Des féministes occidentales ou « occidentalisées » en viennent ainsi à faire alliance aujourd’hui avec les États du Nord pour « défendre » ensemble l’universalité des droits des femmes. Non qu’ils aient tort de formuler une si noble ambition. Et une riche palette d’attitudes existe en situation. Mais il faut examiner ce qui se joue ici. Les États du Nord, ceux-là même dont les dirigeants incluent en ronchonnant la nécessité de promouvoir des femmes à leurs côtés, et les dédaignent souvent dans la pratique, s’approprient ici le monopole de l’universalisme et les avancées du féminisme ensemble, eux qui récemment encore ridiculisaient ce dernier. Ce qui se joue : des intérêts géopolitiques immédiats, des guerres et des jeux de dominations à justifier ; le confortement en interne des États existants, de leur régression sociale et de leurs politiques sécuritaires ; le bilan enfin de la période antérieure des colonisations, impossible à solder dans un tel contexte, et qui grève insupportablement les mémoires des peuples et leurs rapports entre eux. Tout ça pris ensemble, a pour nom la guerre des civilisations. Côté occidental, on appelle ça aussi les politiques antiterroristes. Au passage, le féminisme s’oublie comme voie d’accès à l’universel réellement, et concoure à la stigmatisation d’une religion, l’islam. Mais qu’est allé faire le féminisme dans cette galère ? !

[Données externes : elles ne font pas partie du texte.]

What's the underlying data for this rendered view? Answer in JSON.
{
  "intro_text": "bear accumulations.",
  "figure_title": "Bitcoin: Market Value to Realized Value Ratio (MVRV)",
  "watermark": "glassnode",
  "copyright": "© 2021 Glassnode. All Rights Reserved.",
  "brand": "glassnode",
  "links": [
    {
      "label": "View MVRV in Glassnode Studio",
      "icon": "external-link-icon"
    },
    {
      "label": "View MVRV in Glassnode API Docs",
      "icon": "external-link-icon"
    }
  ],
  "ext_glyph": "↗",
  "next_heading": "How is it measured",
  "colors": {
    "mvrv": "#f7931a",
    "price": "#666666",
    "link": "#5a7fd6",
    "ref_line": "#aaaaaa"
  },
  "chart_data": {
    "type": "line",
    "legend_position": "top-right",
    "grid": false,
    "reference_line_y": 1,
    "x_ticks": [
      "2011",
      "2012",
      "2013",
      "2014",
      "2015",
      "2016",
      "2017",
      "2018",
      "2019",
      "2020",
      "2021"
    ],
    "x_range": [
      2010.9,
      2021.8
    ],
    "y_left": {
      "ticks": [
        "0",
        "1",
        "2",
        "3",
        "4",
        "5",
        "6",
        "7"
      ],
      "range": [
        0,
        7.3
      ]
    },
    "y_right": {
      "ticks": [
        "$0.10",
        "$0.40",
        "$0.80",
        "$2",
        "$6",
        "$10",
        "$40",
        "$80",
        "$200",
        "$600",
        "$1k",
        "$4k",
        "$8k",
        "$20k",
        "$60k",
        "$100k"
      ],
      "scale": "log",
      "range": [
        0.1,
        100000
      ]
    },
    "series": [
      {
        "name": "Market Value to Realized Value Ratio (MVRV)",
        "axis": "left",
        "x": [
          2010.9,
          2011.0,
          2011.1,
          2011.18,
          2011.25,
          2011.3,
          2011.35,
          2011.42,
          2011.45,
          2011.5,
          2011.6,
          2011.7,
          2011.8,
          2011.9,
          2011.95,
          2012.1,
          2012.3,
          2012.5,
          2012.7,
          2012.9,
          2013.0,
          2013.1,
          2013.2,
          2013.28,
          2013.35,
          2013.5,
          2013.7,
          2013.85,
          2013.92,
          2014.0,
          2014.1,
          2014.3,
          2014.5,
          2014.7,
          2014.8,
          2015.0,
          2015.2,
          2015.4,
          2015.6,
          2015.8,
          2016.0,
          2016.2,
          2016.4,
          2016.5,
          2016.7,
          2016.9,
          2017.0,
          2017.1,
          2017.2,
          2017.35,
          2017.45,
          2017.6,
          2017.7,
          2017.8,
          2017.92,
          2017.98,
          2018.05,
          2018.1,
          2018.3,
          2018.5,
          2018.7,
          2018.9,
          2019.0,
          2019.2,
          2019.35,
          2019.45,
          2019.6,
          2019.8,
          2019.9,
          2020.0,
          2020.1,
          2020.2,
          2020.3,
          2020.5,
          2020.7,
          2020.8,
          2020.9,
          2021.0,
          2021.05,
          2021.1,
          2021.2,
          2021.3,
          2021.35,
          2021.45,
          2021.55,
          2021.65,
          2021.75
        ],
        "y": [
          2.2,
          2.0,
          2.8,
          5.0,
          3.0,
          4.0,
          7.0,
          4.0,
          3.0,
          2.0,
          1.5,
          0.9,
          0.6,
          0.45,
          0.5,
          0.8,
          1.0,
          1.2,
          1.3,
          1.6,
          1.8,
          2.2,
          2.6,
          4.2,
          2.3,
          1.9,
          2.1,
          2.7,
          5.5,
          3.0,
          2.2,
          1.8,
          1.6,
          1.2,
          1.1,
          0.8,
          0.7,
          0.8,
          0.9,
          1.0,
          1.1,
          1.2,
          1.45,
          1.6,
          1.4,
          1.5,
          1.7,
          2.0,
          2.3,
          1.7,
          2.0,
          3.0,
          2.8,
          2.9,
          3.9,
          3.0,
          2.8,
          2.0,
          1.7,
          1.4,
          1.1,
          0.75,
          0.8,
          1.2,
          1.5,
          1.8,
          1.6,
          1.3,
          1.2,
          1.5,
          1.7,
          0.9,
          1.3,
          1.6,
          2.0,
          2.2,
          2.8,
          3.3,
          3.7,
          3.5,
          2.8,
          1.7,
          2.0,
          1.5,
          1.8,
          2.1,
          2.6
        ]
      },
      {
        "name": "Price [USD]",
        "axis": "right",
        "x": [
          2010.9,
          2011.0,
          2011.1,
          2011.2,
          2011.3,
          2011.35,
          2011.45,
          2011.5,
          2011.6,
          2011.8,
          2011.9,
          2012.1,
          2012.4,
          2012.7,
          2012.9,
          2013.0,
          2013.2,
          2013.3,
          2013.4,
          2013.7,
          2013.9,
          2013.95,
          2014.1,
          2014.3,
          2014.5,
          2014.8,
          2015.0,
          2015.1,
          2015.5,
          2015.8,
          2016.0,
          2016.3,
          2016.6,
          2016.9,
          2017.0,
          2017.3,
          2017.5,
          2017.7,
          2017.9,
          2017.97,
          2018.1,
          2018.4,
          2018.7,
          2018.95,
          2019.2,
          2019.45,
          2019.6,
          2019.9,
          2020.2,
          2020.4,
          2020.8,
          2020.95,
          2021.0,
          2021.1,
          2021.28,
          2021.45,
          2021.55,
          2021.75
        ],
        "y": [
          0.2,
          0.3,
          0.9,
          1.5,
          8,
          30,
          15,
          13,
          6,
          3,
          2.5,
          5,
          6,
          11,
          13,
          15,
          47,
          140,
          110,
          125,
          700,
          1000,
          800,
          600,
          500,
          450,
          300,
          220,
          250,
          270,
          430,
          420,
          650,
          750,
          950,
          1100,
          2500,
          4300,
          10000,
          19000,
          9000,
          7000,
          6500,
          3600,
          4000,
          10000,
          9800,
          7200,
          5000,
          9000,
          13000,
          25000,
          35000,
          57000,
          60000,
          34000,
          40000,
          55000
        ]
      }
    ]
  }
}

Une bonne partie des féministes occidentales contribue à cela. Du moins une majeure partie de celles qui ont acquis aujourd’hui des positions de légitimité sociale du fait de leur parcours, car la nouvelle génération émergente porte un discours différent, heureusement. Ces féministes complices d’un nouveau racisme y trouvent une reconnaissance sociale tardive. Devenues les alliées objectives de leurs États, elles peuvent passer outre les déceptions et les vexations subies. S’arrêtant dans leur réflexion et leur lutte, elles ont choisi la légitimation de leurs luttes passées par ceux qui hier encore les moquaient, plutôt que de mener à son terme, pour un nouveau tour d’effort, le chemin de la réflexion émancipatrice et de la solidarité nécessaire entre les opprimés. D’une lutte libertaire et de contestation à vocation d’émancipation universelle, elles ont fait une cause civilisationnelle au profit des tendances sécuritaires voire guerrières des pouvoirs dont elles-mêmes dépendent.

Pourtant, le féminisme, en tant qu’universalisme, est riche de pistes utiles et nombreuses pour le temps présent. Le féminisme mené à son terme, c’est la reconnaissance de l’autre, de prise en compte de cet autre, en tant que semblable et autre à la fois. C’est le fondement même de la mise en œuvre des droits humains, mais aussi le début de la démocratie, de l’universalisme, de l’humanisme, de la tolérance, du respect, du fondement social. C’est également l’obligation de regarder en face les schémas de domination, mais sous un jour particulier : ce n’est pas l’autre lointain qui est dominant, ni un groupe social ou national résolument extérieur, mais c’est l’autre au plus près de nous, nos voisins, nos intimes et nos concitoyens. Et, parce que nous ne cherchons pas quelque guerre des sexes, sauf dans une perspective féministe radicale de type occidental qui présente un fort intérêt théorique mais n’est pas viable en pratique, nous voici à défendre la nécessité de composer tous ensemble pour avancer, non dans une opposition systématique entre les sexes, mais dans une négociation constante, que nous manions déjà en vérité depuis longtemps, pour un horizon commun, et, autant que possible, pour des valeurs communes en partage. Cela contraint à ne pas considérer l’autre comme une abstraction de pur dominant, mais comme un être complexe avec lequel négocier, et qui est porteur des contradictions de ce monde. C’est que nous sommes donc nécessairement aussi autres et semblables en miroir. Tel un grain de sable qui contient le désert entier, nous voici alors à plonger en nous-mêmes pour y contempler soudain l’humanité dans ses mouvements, ses blocages, ses possibilités. Le féminisme porte en lui finalement toutes les prémices de l’humanisme et de la sagesse. Pas moins.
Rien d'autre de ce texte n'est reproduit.